The simple, overlooked solution?

If you have a solid plan everyone agrees to, you won’t stay up at night worrying about the future.

I’m not saying this needs to happen on the first day the kid comes home from college, but rather after he or she has proven himself or herself to be management material (they have farmed 10,000 hours or full time for three years and given it 110%), a written plan should be drawn up. And, if those 10,000 hours were only to prove that the potential successor found farming isn’t truly their passion, that is all well and good and just as important and worthwhile for the kid’s future, let alone the future of the farm.

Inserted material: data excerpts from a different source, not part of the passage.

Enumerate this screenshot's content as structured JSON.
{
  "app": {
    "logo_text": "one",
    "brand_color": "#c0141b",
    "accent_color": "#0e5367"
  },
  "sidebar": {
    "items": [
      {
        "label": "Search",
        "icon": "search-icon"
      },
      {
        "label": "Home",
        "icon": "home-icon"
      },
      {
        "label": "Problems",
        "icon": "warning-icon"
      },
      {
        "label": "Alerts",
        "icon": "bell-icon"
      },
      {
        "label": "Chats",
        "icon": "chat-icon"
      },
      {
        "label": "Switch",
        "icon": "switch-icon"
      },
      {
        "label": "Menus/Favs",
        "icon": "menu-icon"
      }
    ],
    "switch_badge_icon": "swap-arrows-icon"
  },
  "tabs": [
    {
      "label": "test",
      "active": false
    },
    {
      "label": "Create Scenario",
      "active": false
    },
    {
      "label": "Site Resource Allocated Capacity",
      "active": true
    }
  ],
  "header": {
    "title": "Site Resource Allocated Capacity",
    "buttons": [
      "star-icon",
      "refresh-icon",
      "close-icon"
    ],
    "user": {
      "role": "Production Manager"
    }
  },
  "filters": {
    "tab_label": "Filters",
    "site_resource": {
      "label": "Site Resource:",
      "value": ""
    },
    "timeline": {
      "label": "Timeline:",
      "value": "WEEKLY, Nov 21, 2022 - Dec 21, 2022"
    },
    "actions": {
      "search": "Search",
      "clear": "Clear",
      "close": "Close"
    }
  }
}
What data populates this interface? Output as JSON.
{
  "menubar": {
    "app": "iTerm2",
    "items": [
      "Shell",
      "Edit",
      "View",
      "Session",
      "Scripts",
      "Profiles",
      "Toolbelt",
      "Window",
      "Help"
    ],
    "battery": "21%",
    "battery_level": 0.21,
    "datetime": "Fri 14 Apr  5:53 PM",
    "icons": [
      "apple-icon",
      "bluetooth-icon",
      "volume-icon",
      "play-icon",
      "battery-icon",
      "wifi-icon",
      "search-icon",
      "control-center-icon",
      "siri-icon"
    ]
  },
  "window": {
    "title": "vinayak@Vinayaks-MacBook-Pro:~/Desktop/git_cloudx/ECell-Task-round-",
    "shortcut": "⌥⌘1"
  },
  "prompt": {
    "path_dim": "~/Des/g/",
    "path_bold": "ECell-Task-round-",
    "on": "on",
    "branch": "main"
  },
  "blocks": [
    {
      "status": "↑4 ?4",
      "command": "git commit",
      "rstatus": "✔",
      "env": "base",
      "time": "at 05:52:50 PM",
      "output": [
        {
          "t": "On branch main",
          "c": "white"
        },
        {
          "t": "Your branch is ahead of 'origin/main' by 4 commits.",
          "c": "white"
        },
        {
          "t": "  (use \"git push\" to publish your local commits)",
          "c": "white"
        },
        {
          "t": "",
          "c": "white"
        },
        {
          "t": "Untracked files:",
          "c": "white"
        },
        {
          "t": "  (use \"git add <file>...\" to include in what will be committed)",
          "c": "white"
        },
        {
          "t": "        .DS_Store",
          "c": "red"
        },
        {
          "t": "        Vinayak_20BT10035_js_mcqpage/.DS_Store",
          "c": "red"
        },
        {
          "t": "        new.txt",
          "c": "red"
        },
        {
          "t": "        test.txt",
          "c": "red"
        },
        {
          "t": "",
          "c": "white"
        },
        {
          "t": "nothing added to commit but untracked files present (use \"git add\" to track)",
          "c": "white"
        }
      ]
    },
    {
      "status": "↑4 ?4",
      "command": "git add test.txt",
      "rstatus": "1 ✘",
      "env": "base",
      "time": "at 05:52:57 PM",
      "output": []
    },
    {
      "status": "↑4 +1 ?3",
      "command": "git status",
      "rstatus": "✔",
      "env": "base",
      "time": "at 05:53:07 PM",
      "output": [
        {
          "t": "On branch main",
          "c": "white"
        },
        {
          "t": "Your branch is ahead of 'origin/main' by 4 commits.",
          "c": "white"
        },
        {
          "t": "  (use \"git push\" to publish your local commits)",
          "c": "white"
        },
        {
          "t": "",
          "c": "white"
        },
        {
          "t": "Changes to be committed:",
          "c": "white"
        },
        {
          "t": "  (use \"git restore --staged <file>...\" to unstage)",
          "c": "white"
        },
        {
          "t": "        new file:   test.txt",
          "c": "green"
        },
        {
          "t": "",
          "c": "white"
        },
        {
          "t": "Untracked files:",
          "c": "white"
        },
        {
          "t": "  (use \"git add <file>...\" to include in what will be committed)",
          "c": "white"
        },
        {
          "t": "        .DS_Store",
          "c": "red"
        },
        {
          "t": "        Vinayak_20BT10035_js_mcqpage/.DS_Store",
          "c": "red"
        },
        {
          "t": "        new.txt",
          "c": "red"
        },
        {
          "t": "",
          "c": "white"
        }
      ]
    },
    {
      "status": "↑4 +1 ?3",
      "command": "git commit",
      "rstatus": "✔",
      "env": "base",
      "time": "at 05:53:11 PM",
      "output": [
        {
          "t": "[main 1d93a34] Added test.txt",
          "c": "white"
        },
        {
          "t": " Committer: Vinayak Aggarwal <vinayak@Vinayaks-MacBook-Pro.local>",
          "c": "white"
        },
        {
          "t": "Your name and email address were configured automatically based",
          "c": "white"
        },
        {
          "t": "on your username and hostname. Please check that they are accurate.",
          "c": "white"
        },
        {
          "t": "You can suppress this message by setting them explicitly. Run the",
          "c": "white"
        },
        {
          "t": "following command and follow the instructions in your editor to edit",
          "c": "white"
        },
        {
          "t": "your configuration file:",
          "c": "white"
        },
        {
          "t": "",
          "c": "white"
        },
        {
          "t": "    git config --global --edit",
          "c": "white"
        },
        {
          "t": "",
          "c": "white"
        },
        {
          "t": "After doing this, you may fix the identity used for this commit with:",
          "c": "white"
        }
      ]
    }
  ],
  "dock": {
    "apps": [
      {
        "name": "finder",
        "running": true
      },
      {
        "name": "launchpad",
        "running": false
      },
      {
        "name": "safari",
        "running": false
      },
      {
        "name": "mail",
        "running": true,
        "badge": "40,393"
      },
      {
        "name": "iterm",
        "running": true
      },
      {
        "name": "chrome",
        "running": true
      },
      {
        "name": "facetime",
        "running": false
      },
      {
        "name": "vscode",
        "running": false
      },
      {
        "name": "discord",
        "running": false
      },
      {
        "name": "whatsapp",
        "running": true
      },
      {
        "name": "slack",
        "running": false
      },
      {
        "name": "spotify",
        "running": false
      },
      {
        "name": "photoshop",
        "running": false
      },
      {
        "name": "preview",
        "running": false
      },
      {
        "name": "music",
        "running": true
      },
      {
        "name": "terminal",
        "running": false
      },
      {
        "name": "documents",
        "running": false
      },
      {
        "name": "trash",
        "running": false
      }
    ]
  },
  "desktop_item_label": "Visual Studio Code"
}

Every farm needs a strategy that is agreed upon by all family members on how the farm is going to be financially successful over the next 30 years (business plan) and how, over time, the successor can earn equity (succession plan) if they contribute to the growth of the farm by investing their time and talents. I am not advocating gifting any assets to the successor, but rather there should be a common understanding between parents and farming kids (and non-farming kids) on how the farm kids involved in day-to-day operations have the opportunity to earn ownership in the company over the next 30 years. There should be a clear and transparent understanding between farming and non-farming siblings on how the farming sibling can buy out ownership interest in the farm after both parents' deaths from their non-farming siblings over a gradual period of time in a way that is both fair to the non-farmer and the farm itself. Estate auctions shouldn’t happen unless no one is farming.

This strategy doesn’t need to be longer than one page, and the simpler it is, the better. But it needs to be written down and signed off by everyone within the family. If anyone has a disagreement, then figure it out upfront when the kids are in their early 20s … not 45 years old and discussing it at a hospital.

Look at it this way: If you have Type II diabetes, get diagnosed and get medicated. No-brainer. However, we are spending too much emphasis on the giving of medication, rather than fundamental issues of diet and exercise which, in most cases, would prevent medication from even being needed. Again, no-brainer. Same with anxiety medication.

Instead of handing out medication at the doctor’s office, we need to address the root issue from where so much of our anxiety and depression on the family farm lies: indecision and lack of transparency.

Planning for the future brings transparency. Transparency kills anxiety.